Precision-recall curve
Command: | Statistics ROC curves Precision-recall curve |
Description
A precision-recall curve is a plot of the precision (positive predictive value, y-axis) against the recall (sensitivity, x-axis) for different thresholds. It is an alternative for the ROC curve (Saito & Rehmsmeier, 2015).
MedCalc generates the precision-recall curve from the raw data (not from a sensitivity-PPV table).
How to enter data for a precision-recall curve
To create a precision-recall curve you should have a measurement of interest (= the parameter you want to study) and an independent diagnosis which classifies your study subjects into two distinct groups: a diseased and non-diseased group. The latter diagnosis should be independent from the measurement of interest.
In the spreadsheet, create a column Classification and a column for the variable of interest, e.g. Param. For every study subject enter a code for the classification as follows: 1 for the diseased cases, and 0 for the non-diseased or normal cases. In the Param column, enter the measurement of interest (this can be measurements, grades, etc. - if the data are categorical, code them with numerical values).
Required input
- Variable: select the variable of interest.
- Classification variable: select a dichotomous variable indicating diagnosis (0=negative, 1=positive).
If your data are coded differently, you can use the Define status tool to recode your data.
It is important to correctly identify the positive cases.
- Filter: (optionally) a filter in order to include only a selected subgroup of cases (e.g. AGE>21, SEX="Male").
- Graph options:
- Option to mark points corresponding to criterion values.
Results
MedCalc reports:
- The sample sizes in the positive and negative groups.

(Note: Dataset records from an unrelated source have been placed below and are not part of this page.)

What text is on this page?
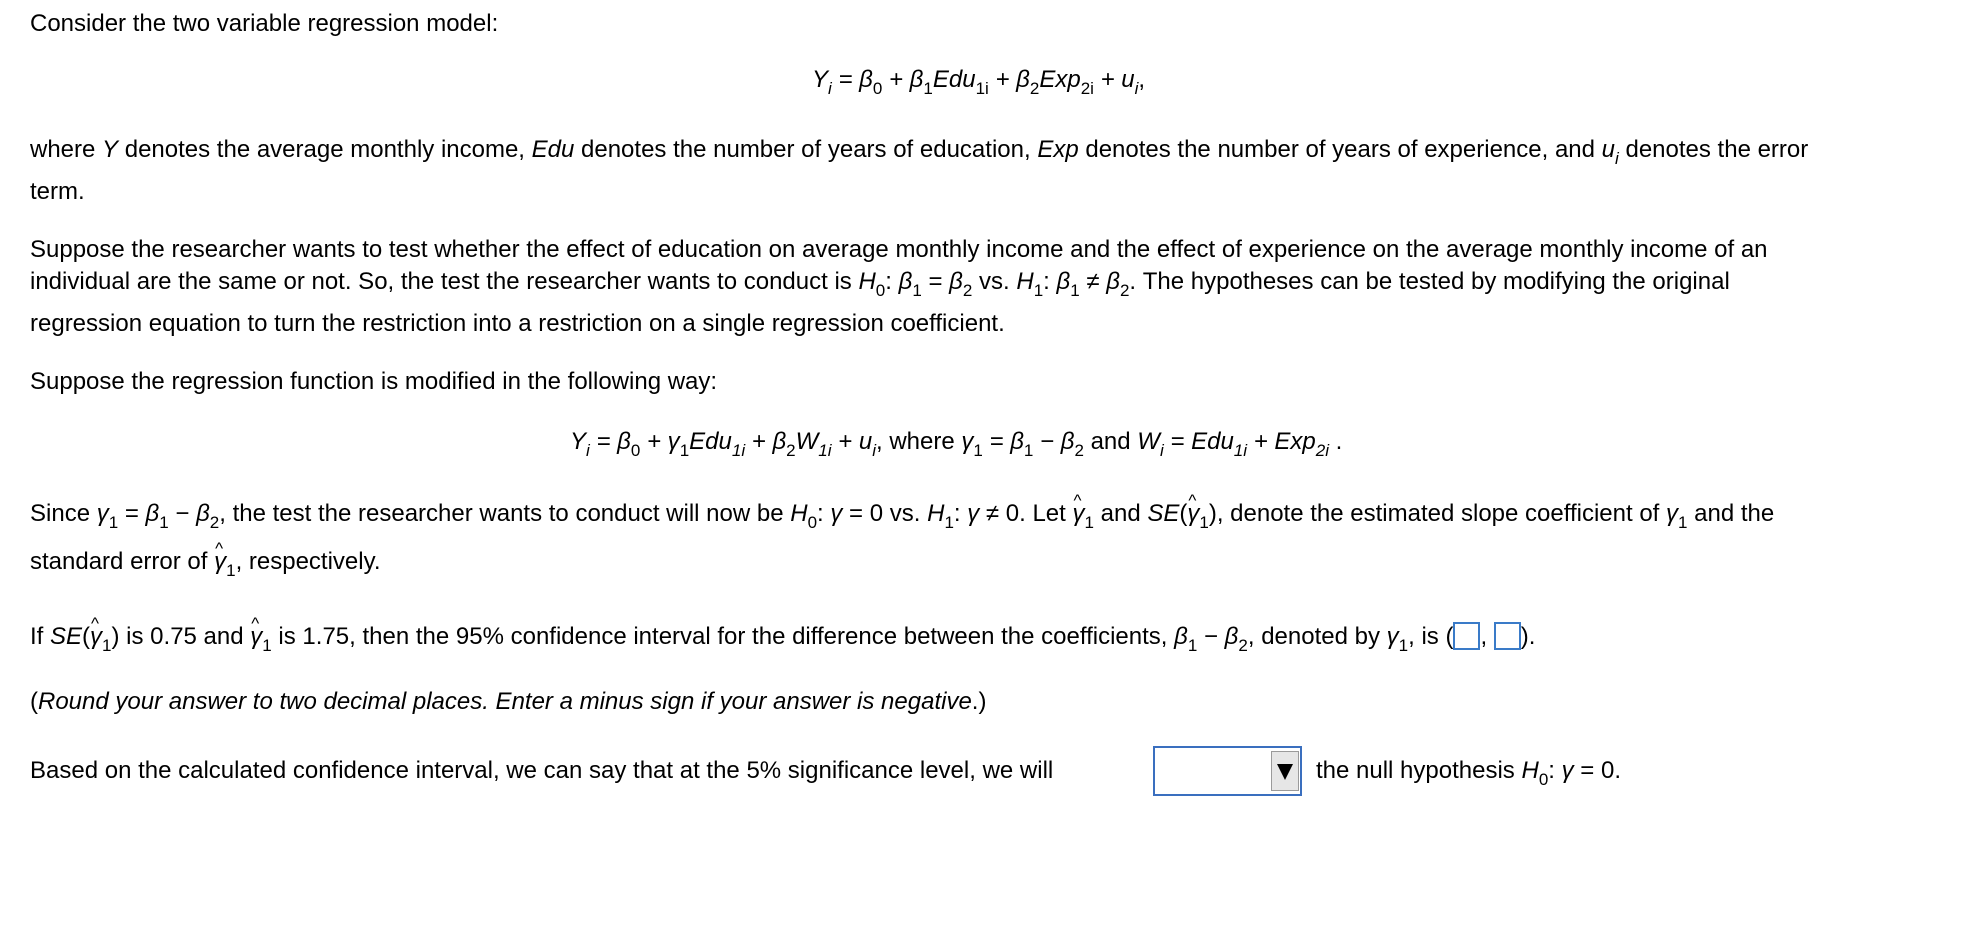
Consider the two variable regression model:
$Y_i = \beta_0 + \beta_1Edu_{1i} + \beta_2Exp_{2i} + u_i$,
where Y denotes the average monthly income, Edu denotes the number of years of education, Exp denotes the number of years of experience, and $u_i$ denotes the error
term.
Suppose the researcher wants to test whether the effect of education on average monthly income and the effect of experience on the average monthly income of an
individual are the same or not. So, the test the researcher wants to conduct is $H_0$: $\beta_1 = \beta_2$ vs. $H_1$: $\beta_1 \ne \beta_2$. The hypotheses can be tested by modifying the original
regression equation to turn the restriction into a restriction on a single regression coefficient.
Suppose the regression function is modified in the following way:
$Y_i = \beta_0 + \gamma_1Edu_{1i} + \beta_2W_{1i} + u_i$, where $\gamma_1 = \beta_1 - \beta_2$ and $W_i = Edu_{1i} + Exp_{2i}$ .
Since $\gamma_1 = \beta_1 - \beta_2$, the test the researcher wants to conduct will now be $H_0$: γ = 0 vs. $H_1$: γ ≠ 0. Let ^ $\gamma_1$ and SE(^ $\gamma_1$), denote the estimated slope coefficient of $\gamma_1$ and the
standard error of ^ $\gamma_1$, respectively.
If SE(^ $\gamma_1$) is 0.75 and ^ $\gamma_1$ is 1.75, then the 95% confidence interval for the difference between the coefficients, $\beta_1 - \beta_2$, denoted by $\gamma_1$, is ( , ).
(Round your answer to two decimal places. Enter a minus sign if your answer is negative.)
Based on the calculated confidence interval, we can say that at the 5% significance level, we will	the null hypothesis $H_0$: γ = 0.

- The area under the precision-recall curve (AUPRC), calculated using non-linear interpolation (Davis & Goadrich, 2006).
- F1max: the F1 Score is a measure of a test's accuracy, and is the harmonic mean of the precision and recall. It is calculated at each measurement level and F1max is the maximum F1 score over all measurement levels.
$$ F_1 = 2 \times \frac{Recall \times Precision}{Recall + Precision } $$
- Associated criterion: the criterion (measurement level) at which F1max was reached.
- The 95% Confidence Interval for AUPRC, which is calculated as follows (Boyd et al, 2013; Logit method):
$$ CI(AUPRC) = \left[ \frac{e^{\mu_\eta - 1.96 \tau}}{1+ e^{\mu_\eta - 1.96 \tau}} \; ; \; \frac{e^{\mu_\eta + 1.96 \tau}}{1+ e^{\mu_\eta + 1.96 \tau}} \right] $$
where
$$ \mu_\eta = logit(AUPRC) = \ln \left ( \frac {AUPRC} {1-AUPRC} \right ) $$ $$\tau = \frac{1}{\sqrt{n*AUPRC*(1-AUPRC)}} $$
See also a note on Criterion values.
Graph
When the option to mark points corresponding to criterion values in the graph was selected, then when you click on a marker, the corresponding criterion (for positivity) will be given together with recall (sensitivity), precision (positive predictive value) and F1 score.
Literature
- Boyd K, Eng KH, Page CD (2013) Area under the Precision-Recall Curve: Point Estimates and Confidence Intervals. In: Blockeel H, Kersting K, Nijssen S, Železný F (eds) Machine Learning and Knowledge Discovery in Databases. ECML PKDD 2013. Lecture Notes in Computer Science, vol 8190. Springer, Berlin, Heidelberg.
- Davis J, Goadrich M (2006) The relationship between precision-recall and ROC curves. Proceedings of the 23rd International Conference on Machine Learning, Pittsburgh, PA, 2006.
- Efron B (1987) Better Bootstrap Confidence Intervals. Journal of the American Statistical Association 82:171-185.
- Efron B, Tibshirani RJ (1993) An introduction to the Bootstrap. Chapman & Hall/CRC.
- Saito T, Rehmsmeier M (2015) The precision-recall plot is more informative than the ROC plot when evaluating binary classifiers on imbalanced datasets. Plos One 10:e0118432.